"You Light Up My Life." Well, okay - maybe not our entire lives. It would be pretty cool if we had back-lighting on every trip to the grocery store, but that’s not really the way it works. Rather, a lighting designer draws up and implements schemes to artistically or aesthetically light a variety of performance venues and fancy shmancy homes. The guy who lit up that concert hall? Lighting designer. The gal who made that dark, shadowy scene in that movie look so foreboding? Lighting designer. The fella who shone a light in your eyes and asked to see your driver’s license? Police officer. Not that we want to take sides, but you really shouldn’t have been driving that fast.

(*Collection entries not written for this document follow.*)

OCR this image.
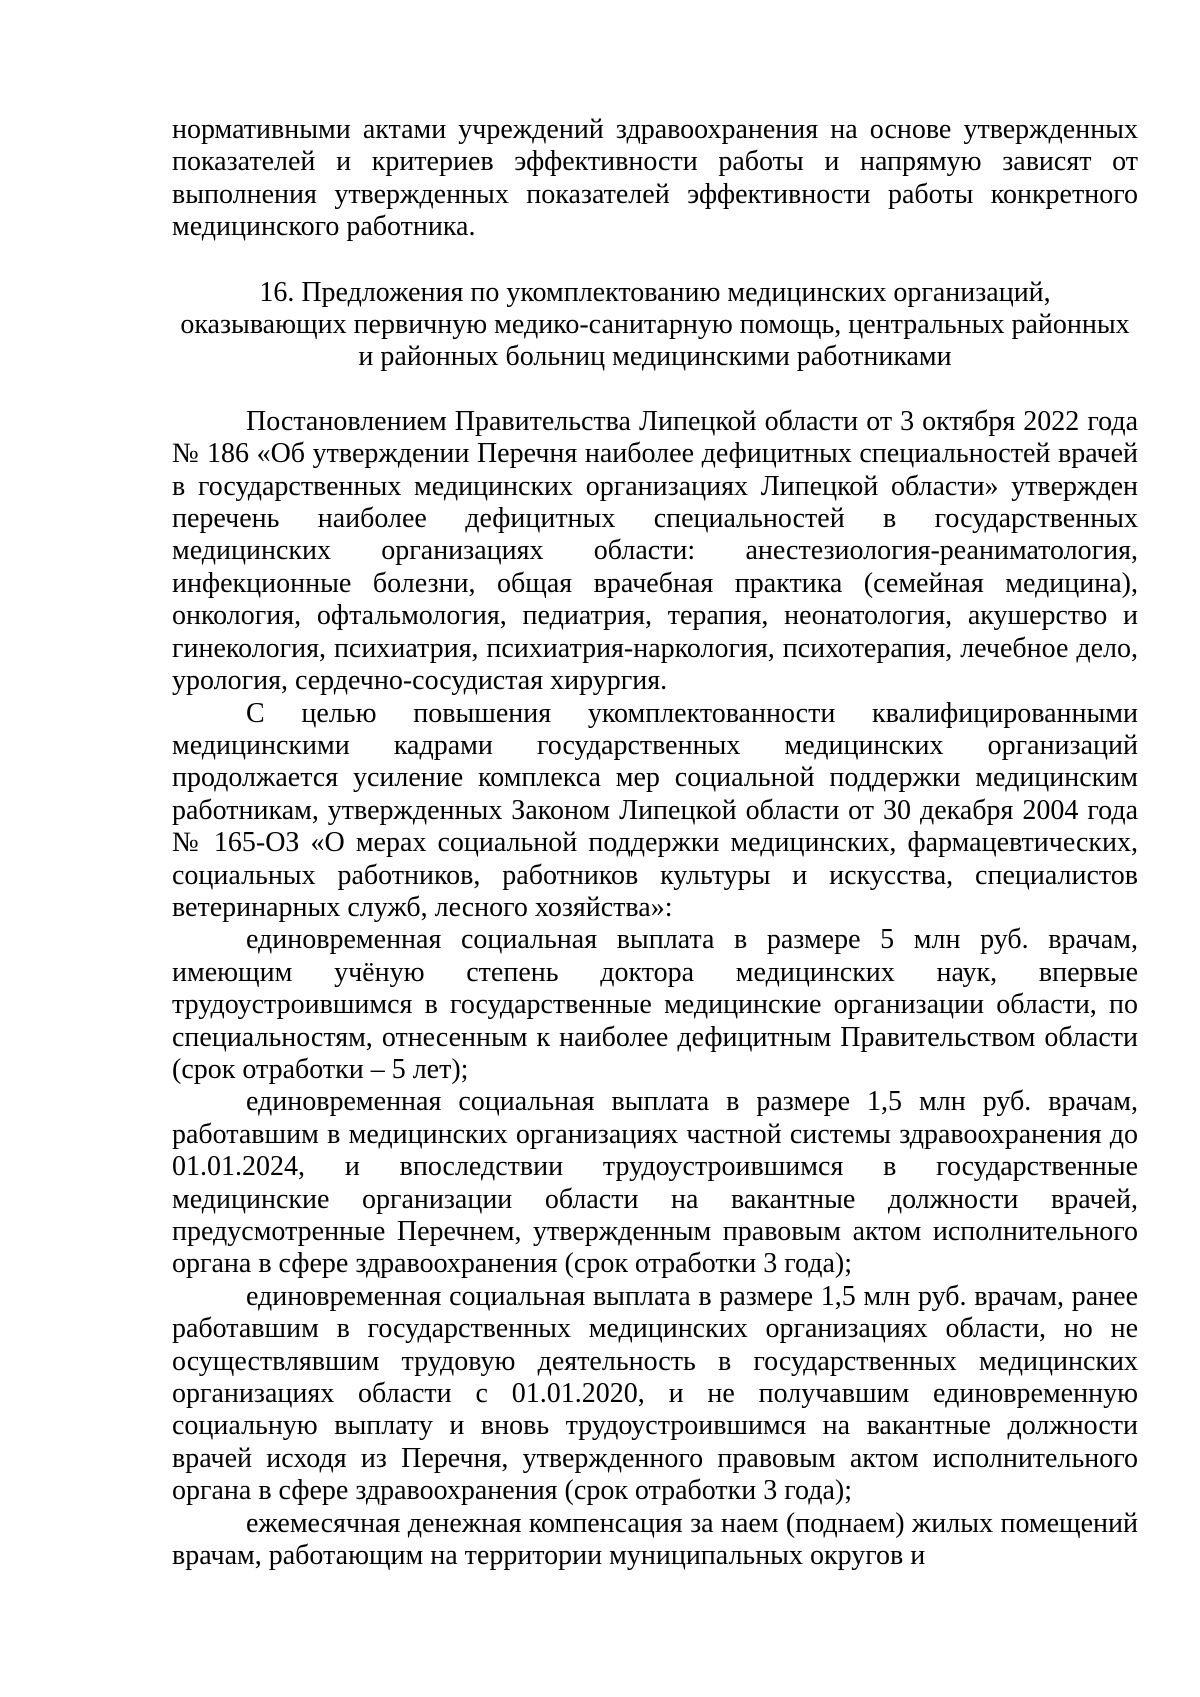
нормативными актами учреждений здравоохранения на основе утвержденных показателей и критериев эффективности работы и напрямую зависят от выполнения утвержденных показателей эффективности работы конкретного медицинского работника.

16. Предложения по укомплектованию медицинских организаций,
оказывающих первичную медико-санитарную помощь, центральных районных
и районных больниц медицинскими работниками

Постановлением Правительства Липецкой области от 3 октября 2022 года № 186 «Об утверждении Перечня наиболее дефицитных специальностей врачей в государственных медицинских организациях Липецкой области» утвержден перечень наиболее дефицитных специальностей в государственных медицинских организациях области: анестезиология-реаниматология, инфекционные болезни, общая врачебная практика (семейная медицина), онкология, офтальмология, педиатрия, терапия, неонатология, акушерство и гинекология, психиатрия, психиатрия-наркология, психотерапия, лечебное дело, урология, сердечно-сосудистая хирургия.

С целью повышения укомплектованности квалифицированными медицинскими кадрами государственных медицинских организаций продолжается усиление комплекса мер социальной поддержки медицинским работникам, утвержденных Законом Липецкой области от 30 декабря 2004 года № 165-ОЗ «О мерах социальной поддержки медицинских, фармацевтических, социальных работников, работников культуры и искусства, специалистов ветеринарных служб, лесного хозяйства»:

единовременная социальная выплата в размере 5 млн руб. врачам, имеющим учёную степень доктора медицинских наук, впервые трудоустроившимся в государственные медицинские организации области, по специальностям, отнесенным к наиболее дефицитным Правительством области (срок отработки – 5 лет);

единовременная социальная выплата в размере 1,5 млн руб. врачам, работавшим в медицинских организациях частной системы здравоохранения до 01.01.2024, и впоследствии трудоустроившимся в государственные медицинские организации области на вакантные должности врачей, предусмотренные Перечнем, утвержденным правовым актом исполнительного органа в сфере здравоохранения (срок отработки 3 года);

единовременная социальная выплата в размере 1,5 млн руб. врачам, ранее работавшим в государственных медицинских организациях области, но не осуществлявшим трудовую деятельность в государственных медицинских организациях области с 01.01.2020, и не получавшим единовременную социальную выплату и вновь трудоустроившимся на вакантные должности врачей исходя из Перечня, утвержденного правовым актом исполнительного органа в сфере здравоохранения (срок отработки 3 года);

ежемесячная денежная компенсация за наем (поднаем) жилых помещений врачам, работающим на территории муниципальных округов и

This job is not just figuring out where to point a bunch of lights and then physically pointing them there. Just as being a photographer isn’t just pointing and clicking a camera (it isn’t). The ability to create a specific mood or atmosphere is a learned skill, and there are always a hundred different variables that come into play when you’re trying to determine the best way to produce a desired effect. What color gel should you use, how can you best mimic natural light, how should you light a particular scene so that it is consistent with the look of the rest of the project? It’s just as much about “design” as it is about “light.”
You may be a lone wolf, or you may be a permanent employee of a lighting design or production company. In the former case, you’re relying on good word of mouth and past experience to continue to get you work; in the latter, you are salaried and you just go where the boss sends you.